Tuesday, 3 May 2011
Death is a Lonely Business; Reading Bradbury's Criminal Novel is a Boring Business
If I hadn't seen the author's name on Death is a Lonely Business's front cover, I would have never guessed it was Ray Bradbury. That Ray Bradbury, who wrote the denunciative critique Fahrenheit 451. The same Bradbury, who shared his childhood memories in the amazingly nostalgic Dandelion Wine. No, this genius of 20th century literature cannot possibly write such a mediocre collection of words. I wouldn't call it a novel; it doesn't deserve this praise.
Death is a Lonely Business is a criminal thing. However, those of you raised with Chandler, Christie, Doyle, etc do not be misguided that you might enjoy this. You won't. The plot is set in Venice, California, a small town near Los Angeles and Hollywood.A mysterious murderer kills innocent people without leaving any trace behind. Our character (also an author but unfortunately quite a bad one) together with a provincial detective (who also attempts to be a writer) try to solve the murder. At the end our "brave", "clever", and extremely boring protagonist manages to do this by himself through shallow conclusions. Really,even I could have come up with a better plot and I am not really into detective stories.
The author mentions in an interview that he grew up i Venice, California and a lot of the images in the novel were actually memories from his childhood there. In addition, most of the characters were inspired by real people, whom Bradbury met at some point of his life. Again, we can feel a slight nostalgia (very slight) as in Dandelion Wine. Also, critiques claim that the protagonist is Bradbury before he got married. I sincerely hope that one of my most favorite authors was not such a person.
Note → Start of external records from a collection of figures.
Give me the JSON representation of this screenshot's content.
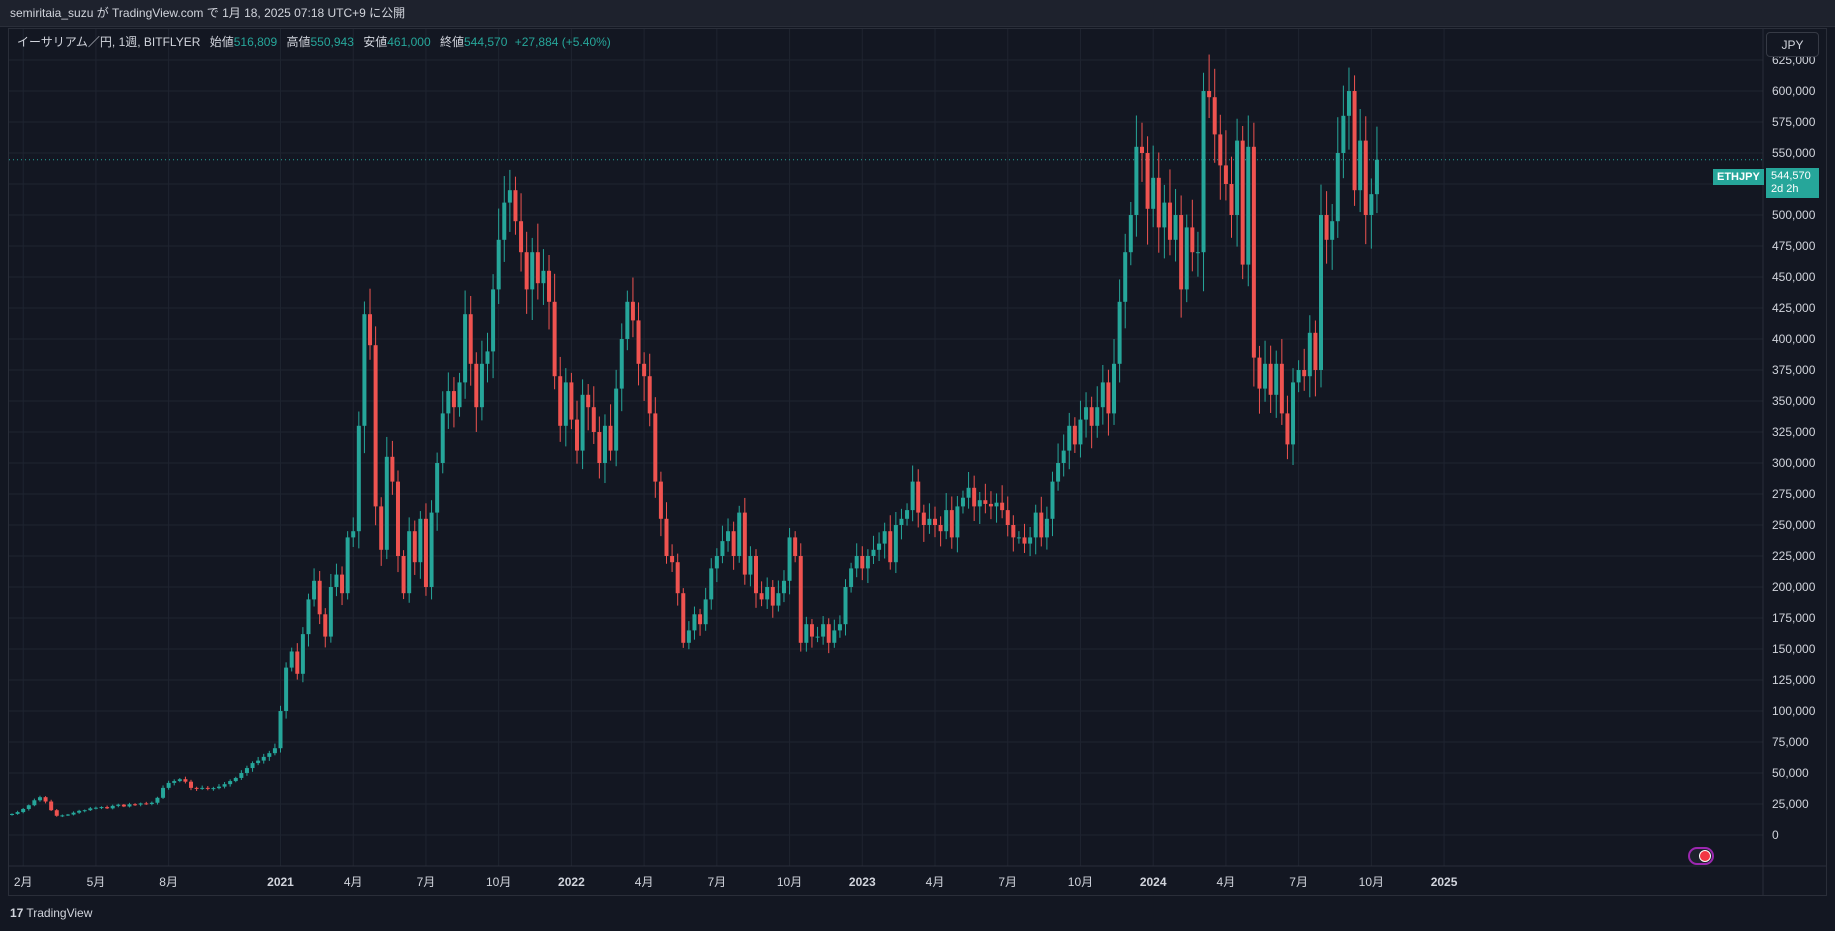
{
  "header": {
    "published_text": "semiritaia_suzu が TradingView.com で 1月 18, 2025 07:18 UTC+9 に公開"
  },
  "legend": {
    "symbol_text": "イーサリアム／円, 1週, BITFLYER",
    "open_label": "始値",
    "open_value": "516,809",
    "high_label": "高値",
    "high_value": "550,943",
    "low_label": "安値",
    "low_value": "461,000",
    "close_label": "終値",
    "close_value": "544,570",
    "change_text": "+27,884 (+5.40%)"
  },
  "currency_button": "JPY",
  "price_tag": {
    "symbol": "ETHJPY",
    "price": "544,570",
    "countdown": "2d 2h"
  },
  "footer": {
    "brand": "TradingView",
    "logo_glyph": "17"
  },
  "colors": {
    "up": "#26a69a",
    "down": "#ef5350",
    "background": "#131722",
    "grid": "#1f2430",
    "text": "#d1d4dc"
  },
  "chart_data": {
    "type": "candlestick",
    "title": "",
    "xlabel": "",
    "ylabel": "",
    "ylim": [
      -25000,
      650000
    ],
    "grid": true,
    "y_ticks": [
      0,
      25000,
      50000,
      75000,
      100000,
      125000,
      150000,
      175000,
      200000,
      225000,
      250000,
      275000,
      300000,
      325000,
      350000,
      375000,
      400000,
      425000,
      450000,
      475000,
      500000,
      525000,
      550000,
      575000,
      600000,
      625000
    ],
    "y_tick_labels": [
      "0",
      "25,000",
      "50,000",
      "75,000",
      "100,000",
      "125,000",
      "150,000",
      "175,000",
      "200,000",
      "225,000",
      "250,000",
      "275,000",
      "300,000",
      "325,000",
      "350,000",
      "375,000",
      "400,000",
      "425,000",
      "450,000",
      "475,000",
      "500,000",
      "525,000",
      "550,000",
      "575,000",
      "600,000",
      "625,000"
    ],
    "x_ticks": [
      {
        "label": "2月",
        "index": 2,
        "bold": false
      },
      {
        "label": "5月",
        "index": 15,
        "bold": false
      },
      {
        "label": "8月",
        "index": 28,
        "bold": false
      },
      {
        "label": "2021",
        "index": 48,
        "bold": true
      },
      {
        "label": "4月",
        "index": 61,
        "bold": false
      },
      {
        "label": "7月",
        "index": 74,
        "bold": false
      },
      {
        "label": "10月",
        "index": 87,
        "bold": false
      },
      {
        "label": "2022",
        "index": 100,
        "bold": true
      },
      {
        "label": "4月",
        "index": 113,
        "bold": false
      },
      {
        "label": "7月",
        "index": 126,
        "bold": false
      },
      {
        "label": "10月",
        "index": 139,
        "bold": false
      },
      {
        "label": "2023",
        "index": 152,
        "bold": true
      },
      {
        "label": "4月",
        "index": 165,
        "bold": false
      },
      {
        "label": "7月",
        "index": 178,
        "bold": false
      },
      {
        "label": "10月",
        "index": 191,
        "bold": false
      },
      {
        "label": "2024",
        "index": 204,
        "bold": true
      },
      {
        "label": "4月",
        "index": 217,
        "bold": false
      },
      {
        "label": "7月",
        "index": 230,
        "bold": false
      },
      {
        "label": "10月",
        "index": 243,
        "bold": false
      },
      {
        "label": "2025",
        "index": 256,
        "bold": true
      }
    ],
    "last_price": 544570,
    "close_series": [
      17000,
      18500,
      21000,
      24000,
      28000,
      30500,
      27000,
      20000,
      15500,
      15800,
      16500,
      18000,
      19500,
      20000,
      21500,
      22000,
      22500,
      21500,
      23500,
      24500,
      23000,
      24800,
      24500,
      25500,
      25000,
      26000,
      30000,
      38000,
      42000,
      43500,
      45000,
      43000,
      38000,
      37500,
      38000,
      37500,
      37800,
      39000,
      41000,
      43500,
      46000,
      50000,
      54000,
      58000,
      60000,
      63000,
      66000,
      70000,
      100000,
      135000,
      148000,
      130000,
      162000,
      190000,
      205000,
      178000,
      160000,
      200000,
      210000,
      195000,
      240000,
      245000,
      330000,
      420000,
      395000,
      265000,
      230000,
      305000,
      285000,
      225000,
      195000,
      245000,
      220000,
      255000,
      200000,
      260000,
      300000,
      340000,
      358000,
      345000,
      365000,
      420000,
      380000,
      345000,
      380000,
      390000,
      440000,
      480000,
      510000,
      520000,
      495000,
      470000,
      440000,
      470000,
      445000,
      455000,
      430000,
      370000,
      330000,
      365000,
      335000,
      310000,
      355000,
      345000,
      325000,
      300000,
      330000,
      310000,
      360000,
      400000,
      430000,
      415000,
      380000,
      370000,
      340000,
      285000,
      255000,
      225000,
      220000,
      195000,
      155000,
      165000,
      178000,
      170000,
      190000,
      215000,
      225000,
      237000,
      245000,
      225000,
      260000,
      210000,
      225000,
      195000,
      190000,
      200000,
      185000,
      195000,
      205000,
      240000,
      225000,
      155000,
      170000,
      160000,
      160000,
      170000,
      155000,
      165000,
      170000,
      200000,
      215000,
      225000,
      215000,
      225000,
      230000,
      235000,
      245000,
      220000,
      250000,
      255000,
      262000,
      285000,
      260000,
      250000,
      255000,
      250000,
      245000,
      262000,
      240000,
      265000,
      272000,
      280000,
      265000,
      270000,
      267000,
      265000,
      268000,
      262000,
      250000,
      240000,
      240000,
      235000,
      240000,
      260000,
      240000,
      255000,
      285000,
      300000,
      310000,
      330000,
      315000,
      335000,
      345000,
      330000,
      345000,
      365000,
      340000,
      380000,
      430000,
      470000,
      500000,
      555000,
      550000,
      505000,
      530000,
      490000,
      510000,
      480000,
      500000,
      440000,
      490000,
      470000,
      470000,
      600000,
      595000,
      565000,
      540000,
      525000,
      500000,
      560000,
      460000,
      555000,
      385000,
      360000,
      380000,
      355000,
      380000,
      340000,
      315000,
      365000,
      375000,
      370000,
      405000,
      375000,
      500000,
      480000,
      495000,
      550000,
      580000,
      600000,
      520000,
      560000,
      500000,
      516809,
      544570
    ],
    "axis_scale": "linear"
  }
}
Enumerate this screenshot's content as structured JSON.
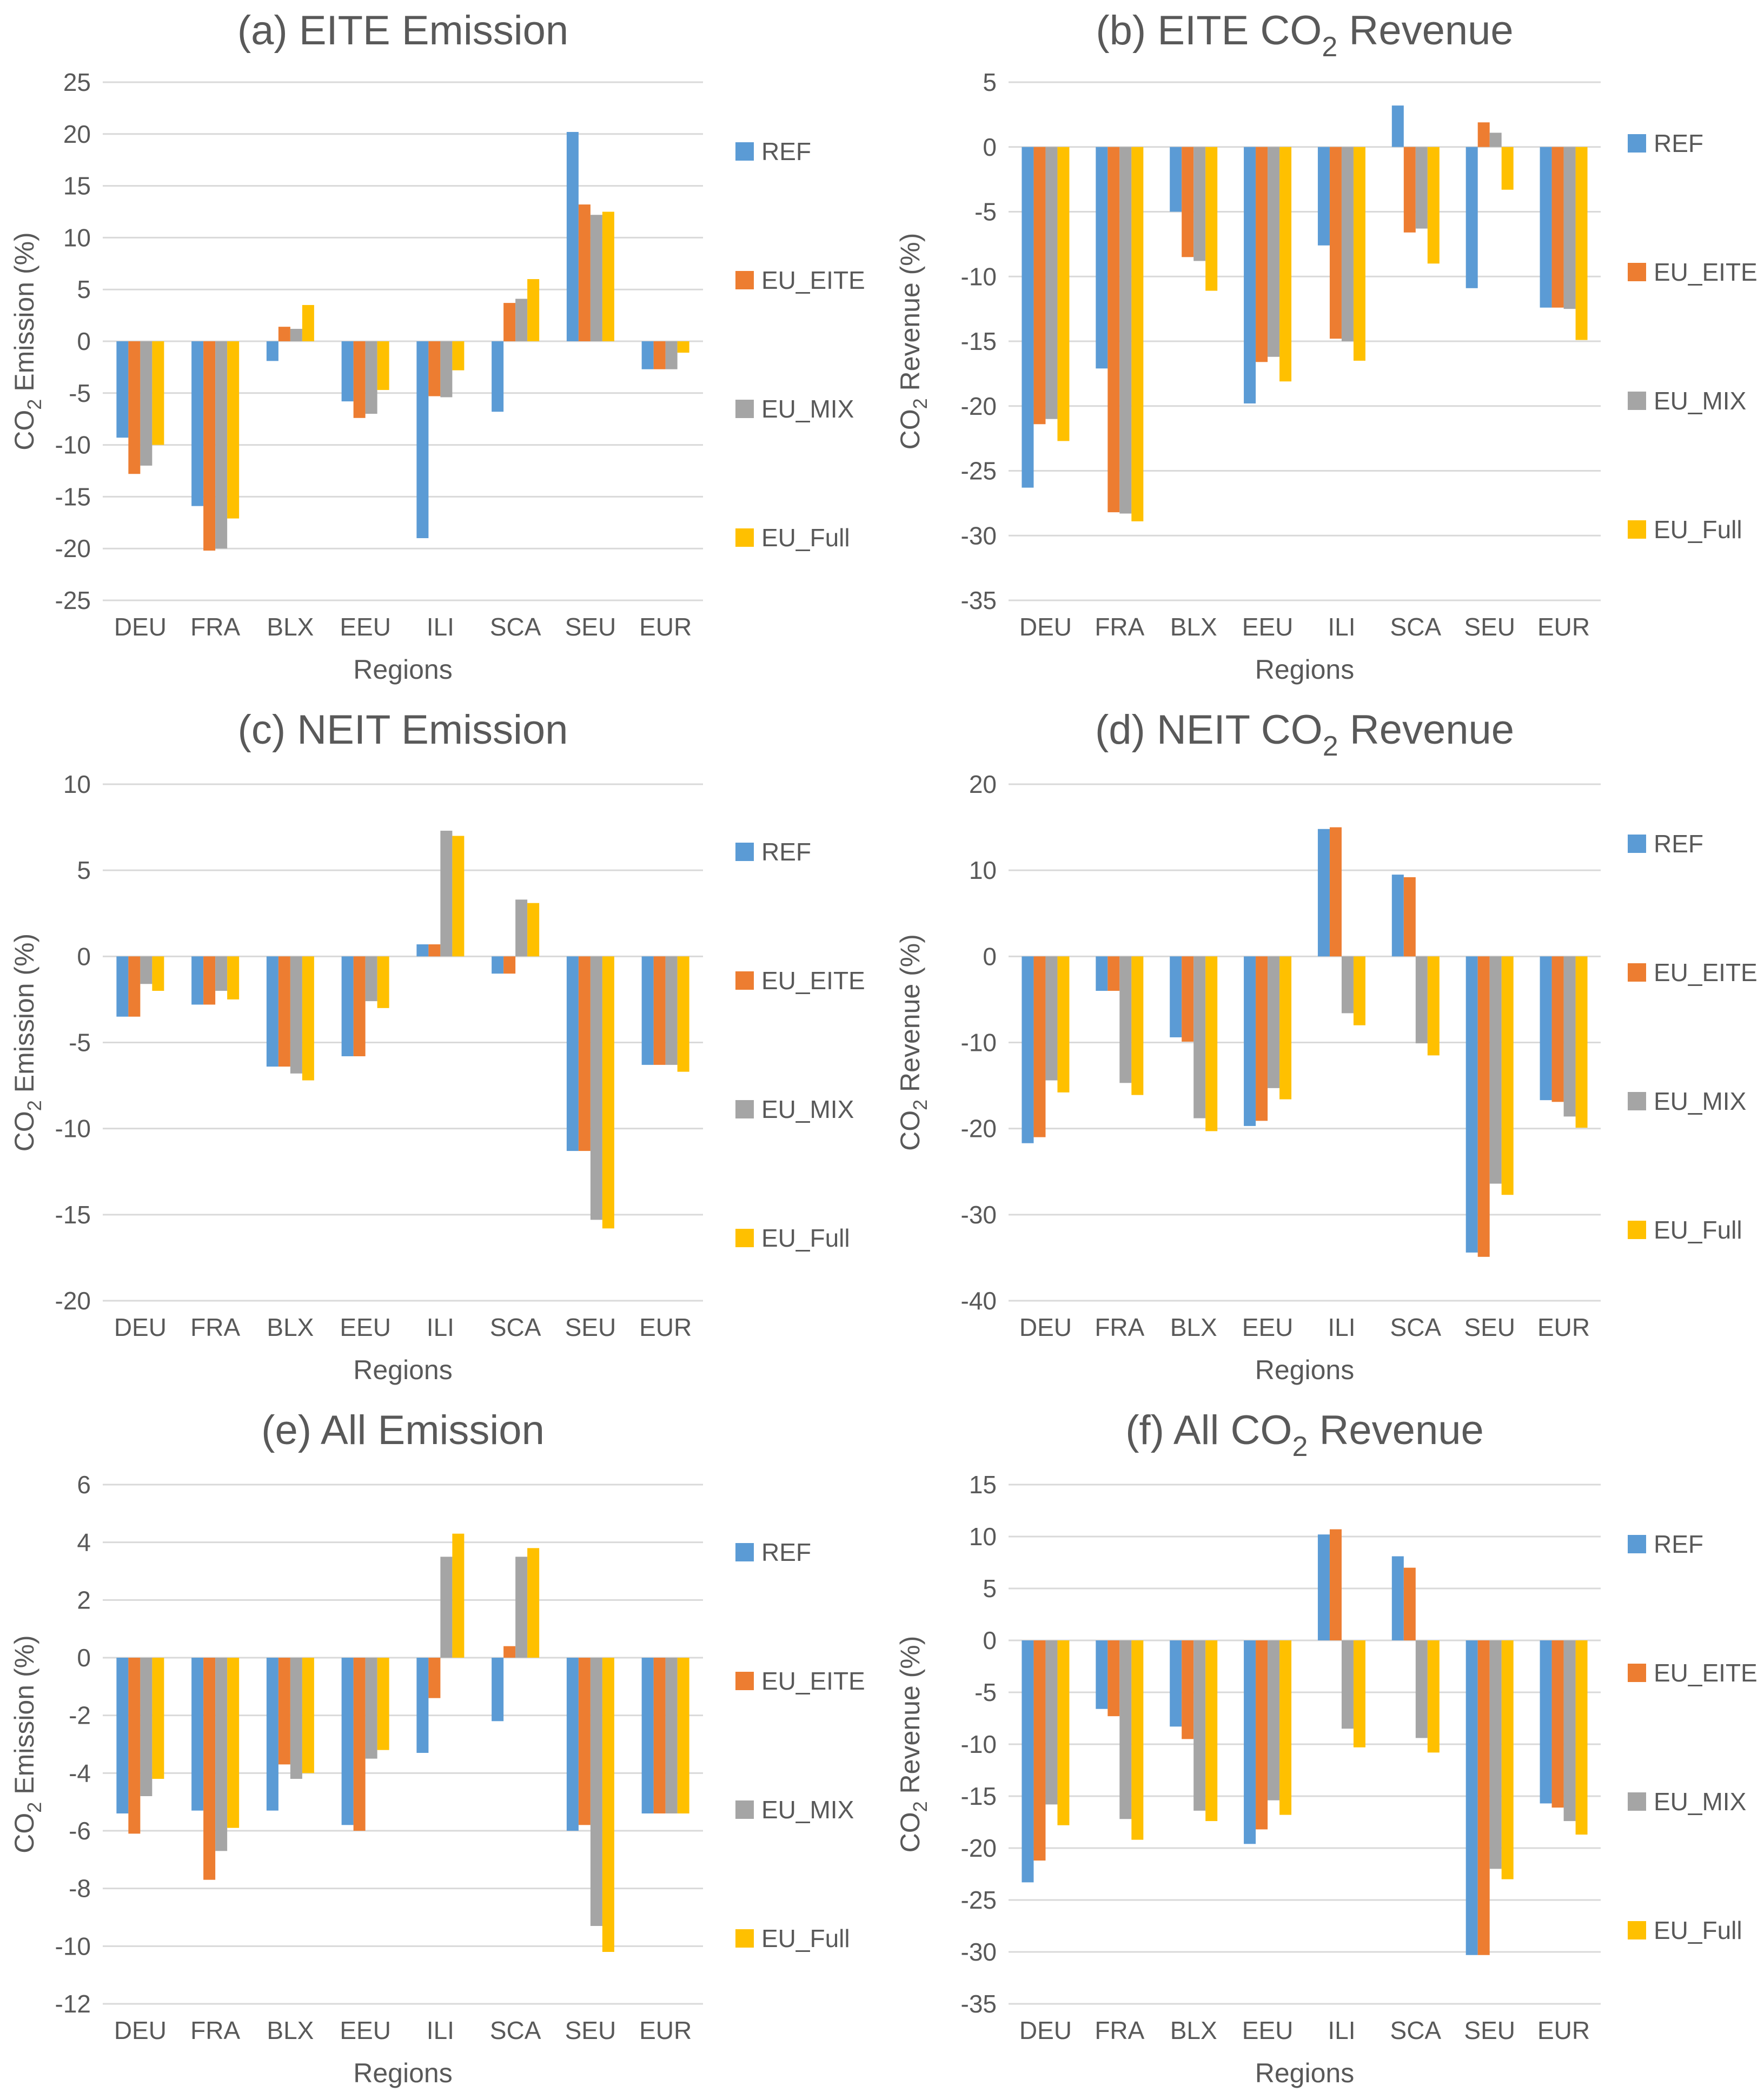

This is by far the worst thing (again not a novel) that I have read in a long time.
First of all, the plot - shallow, predictable, unrealistic, and boring. The protagonist - scared, oversensitive, constantly crying or complaining about something unaccomplished autor.He quite resembles Hamlet, to be honest. I would never believe that such a person will have the guts to go after a murderer, let alone solve the crime. Yet, by the powerful means of Bradbury's imagination, he does. OK, Bradbury claims that he didn't want to focus on the plot line but on the feelings created in his personages. The author aimed to deflect the attention from the crime and into the experiences and the anguish of the main characters. Than why did he write a criminal thing? Why didn't he just write a novel about feelings, nature, signs, whatever he wanted to show and just guide the reader through his intimation and even make him/her feel as if he/she was actually there, looking through the narrator's eyes, feeling the shivers through his body or the pain in his soul. No, he had to burden us with this ridiculous crime, which at the end becomes even more ridiculous when the murderer and his motives are revealed.
Throughout this collection of words, Bradbury attempted to be original. Either that or he was just high or drink. His comparisons and descriptions makes me wonder whether I am at a crime scene or in the zoo. Really. To compare waves to elephants is just too much. To say that the elephants were roaring and to expect me to deduct that the waves were crashing on the shore is as insane as to tell me the sun is rising and to want me to imagine the moon. I mean, metaphors are good; they make the text richer, more sensual, more influential, more touching. However, they only do that when they are clever and to the point. As if trying to sound smart Bradbury opened the metaphor synonyms dictionary (something like the Word synonyms dictionary) and changed everything. Attempting to look original, the only thing he does is sound weird and stupid.